Für Mini-Roboter und VR-Brille: Fiege und Kreissparkasse Steinfurt spenden 2000 Euro an Stadtbibliothek Greven

Testeten vor Ort die Mini Roboter und die VR-Brille: Jürgen Wierlemann (l.) und Rainer Langkamp (2.v.l.) von der Kreissparkasse Steinfurt, Bibliotheksleiterin Sigrid Högemann (M.) sowie Mona Paschert (2.v.r.) und Michael Helming (r.) von Fiege. Vorstandsvorsitzende Sigrid Högemann (M.) nahm die Spende der Kreissparkasse Steinfurt und von Fiege entgegen.

Kindern an Grevener Grundschulen wird die Digitalisierung spielend nähergebracht

Greven. IT-Nachwuchs wird in Greven früh herangezogen: Die Stadtbibliothek Greven hat zwölf neue Mini-Roboter der Marke „BlueBot“ und eine Virtual-Reality-Brille angeschafft. Das Geld dafür spendeten Fiege und die Kreissparkasse Steinfurt, 2000 Euro erhielt die Stadtbücherei. Das neue Equipment ist vor allem bei Grundschülern beliebt und unterstützt das Projekt „Make IT“, bei dem jungen Menschen für die digitale Welt begeistert werden sollen.

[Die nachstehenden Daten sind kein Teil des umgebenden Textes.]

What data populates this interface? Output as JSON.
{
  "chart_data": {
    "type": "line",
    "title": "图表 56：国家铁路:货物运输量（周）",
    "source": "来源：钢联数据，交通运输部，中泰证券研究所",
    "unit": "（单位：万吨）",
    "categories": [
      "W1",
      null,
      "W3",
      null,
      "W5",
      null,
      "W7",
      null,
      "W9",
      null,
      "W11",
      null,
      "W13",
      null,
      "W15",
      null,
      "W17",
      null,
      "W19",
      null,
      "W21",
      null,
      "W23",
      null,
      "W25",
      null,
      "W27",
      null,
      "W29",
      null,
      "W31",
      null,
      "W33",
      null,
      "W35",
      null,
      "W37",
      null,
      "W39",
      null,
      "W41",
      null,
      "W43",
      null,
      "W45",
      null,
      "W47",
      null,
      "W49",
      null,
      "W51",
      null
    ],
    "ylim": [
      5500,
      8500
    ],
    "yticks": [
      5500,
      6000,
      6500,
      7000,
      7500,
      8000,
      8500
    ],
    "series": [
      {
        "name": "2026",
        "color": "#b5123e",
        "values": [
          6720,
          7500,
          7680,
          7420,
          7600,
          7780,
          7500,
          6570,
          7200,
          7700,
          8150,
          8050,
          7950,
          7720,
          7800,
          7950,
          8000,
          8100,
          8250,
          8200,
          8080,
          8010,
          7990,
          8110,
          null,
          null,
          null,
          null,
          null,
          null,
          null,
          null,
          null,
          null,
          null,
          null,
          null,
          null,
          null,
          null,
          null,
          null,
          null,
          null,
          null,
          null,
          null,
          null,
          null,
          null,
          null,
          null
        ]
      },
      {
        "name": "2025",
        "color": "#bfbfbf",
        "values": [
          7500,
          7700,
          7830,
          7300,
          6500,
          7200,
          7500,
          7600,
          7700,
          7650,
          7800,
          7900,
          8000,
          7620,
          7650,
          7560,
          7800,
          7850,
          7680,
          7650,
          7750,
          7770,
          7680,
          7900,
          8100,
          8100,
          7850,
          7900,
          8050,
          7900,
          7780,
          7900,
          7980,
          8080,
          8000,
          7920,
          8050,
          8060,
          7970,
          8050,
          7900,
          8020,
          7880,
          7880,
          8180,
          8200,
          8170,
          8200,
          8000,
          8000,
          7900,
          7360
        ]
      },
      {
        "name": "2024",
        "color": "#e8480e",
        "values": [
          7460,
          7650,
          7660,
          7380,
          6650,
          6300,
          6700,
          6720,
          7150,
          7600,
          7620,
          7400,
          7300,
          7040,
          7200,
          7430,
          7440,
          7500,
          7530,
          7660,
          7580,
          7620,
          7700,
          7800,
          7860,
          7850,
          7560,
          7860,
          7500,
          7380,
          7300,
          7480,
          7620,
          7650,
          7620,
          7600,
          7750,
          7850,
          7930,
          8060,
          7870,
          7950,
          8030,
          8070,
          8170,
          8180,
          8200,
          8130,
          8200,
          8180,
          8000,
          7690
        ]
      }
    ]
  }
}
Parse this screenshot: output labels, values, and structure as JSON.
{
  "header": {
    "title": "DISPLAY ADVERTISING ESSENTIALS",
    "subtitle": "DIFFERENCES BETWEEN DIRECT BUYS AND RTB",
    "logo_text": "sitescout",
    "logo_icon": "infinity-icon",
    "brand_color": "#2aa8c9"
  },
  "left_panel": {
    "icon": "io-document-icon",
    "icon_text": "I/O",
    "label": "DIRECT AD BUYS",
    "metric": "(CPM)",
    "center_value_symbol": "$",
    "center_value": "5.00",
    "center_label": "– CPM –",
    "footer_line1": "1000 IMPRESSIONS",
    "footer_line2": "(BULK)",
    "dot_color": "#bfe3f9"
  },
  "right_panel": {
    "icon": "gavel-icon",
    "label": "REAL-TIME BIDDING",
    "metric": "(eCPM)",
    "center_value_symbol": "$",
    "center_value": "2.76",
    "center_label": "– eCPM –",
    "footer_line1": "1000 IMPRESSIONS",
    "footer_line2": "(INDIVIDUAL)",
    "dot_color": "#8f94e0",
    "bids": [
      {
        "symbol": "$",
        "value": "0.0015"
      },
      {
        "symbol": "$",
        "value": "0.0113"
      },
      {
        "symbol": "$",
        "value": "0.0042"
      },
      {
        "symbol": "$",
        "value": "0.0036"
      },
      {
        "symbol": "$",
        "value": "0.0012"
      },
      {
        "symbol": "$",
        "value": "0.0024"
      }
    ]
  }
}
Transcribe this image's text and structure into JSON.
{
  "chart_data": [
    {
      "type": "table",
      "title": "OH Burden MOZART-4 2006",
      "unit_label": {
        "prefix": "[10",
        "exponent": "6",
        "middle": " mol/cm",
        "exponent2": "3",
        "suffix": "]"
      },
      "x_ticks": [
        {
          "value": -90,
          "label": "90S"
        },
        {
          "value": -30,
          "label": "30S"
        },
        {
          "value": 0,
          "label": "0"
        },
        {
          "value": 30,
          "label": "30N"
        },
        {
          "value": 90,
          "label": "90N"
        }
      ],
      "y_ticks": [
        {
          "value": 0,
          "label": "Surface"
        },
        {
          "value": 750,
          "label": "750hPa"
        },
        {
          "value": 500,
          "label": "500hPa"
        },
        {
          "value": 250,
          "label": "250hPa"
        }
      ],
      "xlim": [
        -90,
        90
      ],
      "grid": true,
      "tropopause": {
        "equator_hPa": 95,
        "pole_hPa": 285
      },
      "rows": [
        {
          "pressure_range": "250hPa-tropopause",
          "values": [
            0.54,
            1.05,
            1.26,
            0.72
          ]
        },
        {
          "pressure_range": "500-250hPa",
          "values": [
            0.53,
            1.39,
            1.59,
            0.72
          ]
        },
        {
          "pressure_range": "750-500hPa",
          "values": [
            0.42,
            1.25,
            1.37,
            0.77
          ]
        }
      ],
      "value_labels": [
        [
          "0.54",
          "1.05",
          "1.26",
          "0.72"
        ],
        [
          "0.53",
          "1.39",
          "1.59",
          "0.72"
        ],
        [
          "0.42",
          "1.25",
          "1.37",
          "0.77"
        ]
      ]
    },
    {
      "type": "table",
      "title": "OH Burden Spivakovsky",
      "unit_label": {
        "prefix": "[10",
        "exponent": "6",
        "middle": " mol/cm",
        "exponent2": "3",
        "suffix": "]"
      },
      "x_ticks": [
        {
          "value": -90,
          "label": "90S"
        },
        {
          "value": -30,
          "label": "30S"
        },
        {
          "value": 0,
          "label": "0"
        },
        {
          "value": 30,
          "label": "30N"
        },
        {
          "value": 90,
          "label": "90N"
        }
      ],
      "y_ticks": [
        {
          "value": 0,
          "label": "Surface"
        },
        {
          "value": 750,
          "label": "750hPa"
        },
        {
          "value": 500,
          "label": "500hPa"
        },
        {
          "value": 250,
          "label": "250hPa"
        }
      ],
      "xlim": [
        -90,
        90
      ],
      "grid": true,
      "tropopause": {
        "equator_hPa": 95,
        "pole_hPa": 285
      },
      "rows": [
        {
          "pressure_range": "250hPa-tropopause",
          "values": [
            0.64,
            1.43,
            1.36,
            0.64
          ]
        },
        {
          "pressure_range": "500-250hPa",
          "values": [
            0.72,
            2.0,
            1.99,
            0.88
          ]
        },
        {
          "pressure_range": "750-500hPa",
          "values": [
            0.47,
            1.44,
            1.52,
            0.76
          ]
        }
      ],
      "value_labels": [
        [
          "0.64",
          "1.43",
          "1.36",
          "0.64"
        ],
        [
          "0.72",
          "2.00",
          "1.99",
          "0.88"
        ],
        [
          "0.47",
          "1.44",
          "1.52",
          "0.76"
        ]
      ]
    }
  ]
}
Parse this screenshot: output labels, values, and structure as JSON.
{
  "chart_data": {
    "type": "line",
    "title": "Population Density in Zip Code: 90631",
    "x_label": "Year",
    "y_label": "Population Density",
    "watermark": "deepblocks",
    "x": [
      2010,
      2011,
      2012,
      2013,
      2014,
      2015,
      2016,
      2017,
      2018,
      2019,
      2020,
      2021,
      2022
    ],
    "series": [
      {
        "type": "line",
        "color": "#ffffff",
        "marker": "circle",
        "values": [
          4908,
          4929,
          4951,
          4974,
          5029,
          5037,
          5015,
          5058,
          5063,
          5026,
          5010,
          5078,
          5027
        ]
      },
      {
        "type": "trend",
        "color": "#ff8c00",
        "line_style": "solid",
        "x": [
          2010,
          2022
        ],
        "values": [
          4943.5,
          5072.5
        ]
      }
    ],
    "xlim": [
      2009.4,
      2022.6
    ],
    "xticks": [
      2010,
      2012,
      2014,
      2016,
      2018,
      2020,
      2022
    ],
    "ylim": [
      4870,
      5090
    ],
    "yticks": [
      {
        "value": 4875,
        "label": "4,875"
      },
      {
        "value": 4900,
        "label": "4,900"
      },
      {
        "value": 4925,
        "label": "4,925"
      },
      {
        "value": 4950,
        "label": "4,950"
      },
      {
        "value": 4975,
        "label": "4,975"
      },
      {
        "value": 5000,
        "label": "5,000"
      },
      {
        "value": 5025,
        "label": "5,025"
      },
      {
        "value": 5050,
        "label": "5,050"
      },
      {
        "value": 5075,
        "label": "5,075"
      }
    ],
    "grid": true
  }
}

Ausgangspunkt der Spende war die Eröffnung des Fiege-Standortes in Greven-Reckenfeld. „Zur Einweihung haben wir Fiege 1000 Euro geschenkt, die zweckgebunden einer lokalen Initiative zu Gute kommen sollten“, erklärt Rainer Langkamp, Vorstandsvorsitzender der Kreissparkasse Steinfurt. „Fiege durfte sich das Projekt aussuchen, das mit dem Geld gefördert werden sollte.“ Diese Idee kam bei dem Logistiker aus Greven sehr gut an, die Josef Fiege Stiftung verdoppelte sogleich den Betrag. „Das Projekt Make IT der Stadtbücherei hat uns sofort begeistert“, sagt Michael Helming, Head of Finance bei Fiege. „Es ist schön zu sehen, wie den Kindern hier auf spielerische Weise gezeigt wird, dass man mit Tablets und Co. mehr machen kann als nur zu daddeln.“

Roboter an den Schulen stark nachgefragt

Mit den neuen Geräten können Kinder spielend lernen. „Die BlueBots sind kleine Bodenroboter, mit denen Kinder im Vorschulalter bis zur 3. Klasse die Grundlagen des Programmierens erlernen“, erklärt Sigrid Högemann, die die Stadtbibliothek in Greven leitet. Die Roboter sind sehr einfach in der Bedienung mit wenigen Tasten – nach links, rechts, vorwärts, rückwärts, Pause und „Los geht’s“ sind die Befehle, die zur Auswahl stehen. „Die Kinder können die Roboter auf verschiedenen Untergründen Buchstaben oder Zahlen abfahren und lernen dabei, wie man einem Roboter beibringt, was er zu tun hat“, so Högemann.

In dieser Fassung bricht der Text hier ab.